As eye-care company Bausch & Lomb prepares to sell itself to a private equity firm, the agency handling the bulk of its Rx franchise is concerned how a loss of independence could affect marketing.
B&L agreed to a sale to private equity firm Warburg Pincus for $4.5 billion but said it will solicit other bids. A private takeover would remove the device and pharmaceuticals firm from public view as it seeks to regroup from recent setbacks including the recall last year of contact-lens solution due to a link to a fungal infection. It also might mean replacing managers who have a strong understanding of the eye-care market.
"I’ll be looking for how much autonomy [B&L] will be left with after a potential sale," said Steve Viviano, president of Integrated Communications, a unit of IPG’s Lowe Healthcare. Integrated launched B&L uveitis implant Retisert in 2005 and has three other B&L brands on its roster: Rx eyedrops Zylet, Alrex and Lotemax.

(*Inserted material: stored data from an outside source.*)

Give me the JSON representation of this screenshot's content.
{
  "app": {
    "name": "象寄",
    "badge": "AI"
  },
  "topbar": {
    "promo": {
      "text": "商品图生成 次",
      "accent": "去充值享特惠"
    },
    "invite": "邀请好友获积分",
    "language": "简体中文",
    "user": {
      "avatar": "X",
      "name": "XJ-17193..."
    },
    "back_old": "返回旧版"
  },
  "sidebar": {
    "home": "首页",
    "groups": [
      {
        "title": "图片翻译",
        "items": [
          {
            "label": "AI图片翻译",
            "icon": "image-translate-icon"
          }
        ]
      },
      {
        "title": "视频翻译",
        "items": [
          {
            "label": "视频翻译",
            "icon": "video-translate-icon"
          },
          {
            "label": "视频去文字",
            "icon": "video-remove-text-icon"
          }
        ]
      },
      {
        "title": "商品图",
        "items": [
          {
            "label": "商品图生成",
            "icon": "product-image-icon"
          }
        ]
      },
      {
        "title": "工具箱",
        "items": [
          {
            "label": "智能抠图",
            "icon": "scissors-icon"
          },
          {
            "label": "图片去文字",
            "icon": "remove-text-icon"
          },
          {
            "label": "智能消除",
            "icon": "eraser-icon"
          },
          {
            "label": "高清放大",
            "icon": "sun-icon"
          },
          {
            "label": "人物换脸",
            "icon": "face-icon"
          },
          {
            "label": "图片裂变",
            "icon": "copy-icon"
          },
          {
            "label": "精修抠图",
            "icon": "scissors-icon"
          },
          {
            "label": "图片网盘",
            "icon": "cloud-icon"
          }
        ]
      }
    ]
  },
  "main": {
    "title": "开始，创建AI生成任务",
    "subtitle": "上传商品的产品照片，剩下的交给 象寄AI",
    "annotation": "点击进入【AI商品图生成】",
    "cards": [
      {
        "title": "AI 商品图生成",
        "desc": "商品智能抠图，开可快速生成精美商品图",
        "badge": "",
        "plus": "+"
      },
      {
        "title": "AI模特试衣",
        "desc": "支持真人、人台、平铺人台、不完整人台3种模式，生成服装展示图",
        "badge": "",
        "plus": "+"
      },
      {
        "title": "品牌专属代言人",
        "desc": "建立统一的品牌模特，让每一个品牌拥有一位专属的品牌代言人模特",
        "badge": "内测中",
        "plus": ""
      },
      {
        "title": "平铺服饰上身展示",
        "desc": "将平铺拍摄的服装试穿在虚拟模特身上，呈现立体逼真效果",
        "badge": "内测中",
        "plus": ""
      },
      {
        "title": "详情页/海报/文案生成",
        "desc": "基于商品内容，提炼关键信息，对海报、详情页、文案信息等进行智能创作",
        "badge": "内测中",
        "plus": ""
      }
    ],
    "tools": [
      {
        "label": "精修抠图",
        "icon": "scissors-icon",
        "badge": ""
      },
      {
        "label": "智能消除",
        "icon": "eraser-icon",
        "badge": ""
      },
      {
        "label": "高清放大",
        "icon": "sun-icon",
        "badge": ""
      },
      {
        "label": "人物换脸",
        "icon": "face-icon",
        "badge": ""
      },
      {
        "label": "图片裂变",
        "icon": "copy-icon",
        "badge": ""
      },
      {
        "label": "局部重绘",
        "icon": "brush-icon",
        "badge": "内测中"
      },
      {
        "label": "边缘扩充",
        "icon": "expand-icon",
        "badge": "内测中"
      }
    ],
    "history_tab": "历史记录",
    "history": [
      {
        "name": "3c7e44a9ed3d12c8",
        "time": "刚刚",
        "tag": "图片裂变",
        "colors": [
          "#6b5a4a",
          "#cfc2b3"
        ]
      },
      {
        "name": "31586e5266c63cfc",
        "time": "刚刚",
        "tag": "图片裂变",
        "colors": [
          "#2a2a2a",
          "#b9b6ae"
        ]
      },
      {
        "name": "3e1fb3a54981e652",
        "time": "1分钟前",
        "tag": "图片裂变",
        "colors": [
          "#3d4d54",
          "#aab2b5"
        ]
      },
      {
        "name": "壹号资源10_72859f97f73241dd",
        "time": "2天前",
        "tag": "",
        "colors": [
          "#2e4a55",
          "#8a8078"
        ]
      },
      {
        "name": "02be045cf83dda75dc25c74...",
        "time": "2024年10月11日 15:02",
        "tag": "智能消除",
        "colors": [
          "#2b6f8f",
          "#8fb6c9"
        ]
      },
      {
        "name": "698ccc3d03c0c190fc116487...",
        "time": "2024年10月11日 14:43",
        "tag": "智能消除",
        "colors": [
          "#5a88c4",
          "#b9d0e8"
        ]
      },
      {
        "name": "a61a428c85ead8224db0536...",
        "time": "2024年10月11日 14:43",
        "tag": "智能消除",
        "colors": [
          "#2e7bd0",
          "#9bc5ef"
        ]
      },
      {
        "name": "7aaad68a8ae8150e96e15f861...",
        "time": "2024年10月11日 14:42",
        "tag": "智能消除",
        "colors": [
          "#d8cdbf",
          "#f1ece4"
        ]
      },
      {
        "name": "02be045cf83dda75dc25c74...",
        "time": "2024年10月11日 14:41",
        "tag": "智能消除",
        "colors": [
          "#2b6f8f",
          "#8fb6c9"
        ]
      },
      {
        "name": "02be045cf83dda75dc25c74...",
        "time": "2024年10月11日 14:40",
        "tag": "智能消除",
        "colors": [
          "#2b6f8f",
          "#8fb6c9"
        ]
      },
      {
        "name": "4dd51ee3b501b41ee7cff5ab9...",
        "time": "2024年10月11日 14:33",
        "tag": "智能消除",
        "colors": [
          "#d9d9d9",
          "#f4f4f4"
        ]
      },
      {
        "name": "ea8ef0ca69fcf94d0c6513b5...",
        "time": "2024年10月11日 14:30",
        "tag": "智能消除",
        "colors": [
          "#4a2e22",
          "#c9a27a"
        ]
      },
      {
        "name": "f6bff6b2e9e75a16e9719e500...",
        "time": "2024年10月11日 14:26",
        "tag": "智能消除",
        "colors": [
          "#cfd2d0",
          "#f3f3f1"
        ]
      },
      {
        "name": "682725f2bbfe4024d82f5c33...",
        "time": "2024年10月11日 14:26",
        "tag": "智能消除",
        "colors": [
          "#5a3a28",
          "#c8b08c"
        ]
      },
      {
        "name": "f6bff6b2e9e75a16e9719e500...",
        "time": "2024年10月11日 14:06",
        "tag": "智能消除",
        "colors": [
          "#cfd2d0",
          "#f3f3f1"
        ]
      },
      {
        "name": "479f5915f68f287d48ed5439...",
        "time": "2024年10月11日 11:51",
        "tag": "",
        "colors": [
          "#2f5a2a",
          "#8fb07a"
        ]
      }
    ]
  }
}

"The more autonomy they get, the more they’ll be able to continue with what they think is right," Viviano said, adding that it's been "fairly business as usual" since the sale was announced.
The rest of B&L's prescription vision-care line includes the Vitrasert implant and OptiPranolol ocular drops.
Under the deal with Warburg, all outstanding B&L shares would be acquired for $65 per share in cash, a 26% premium over the average stock price prior to the start of takeover rumors. In a statement about the Warburg purchase, the company said it “may solicit superior proposals from third parties during the next 50 calendar days.” If its board decides on an alternative transaction, B&L would have to pay Pincus affiliates a $40 million break-up fee. B&L’s stock closed higher last week, a sign the marketplace expects other bidders to emerge.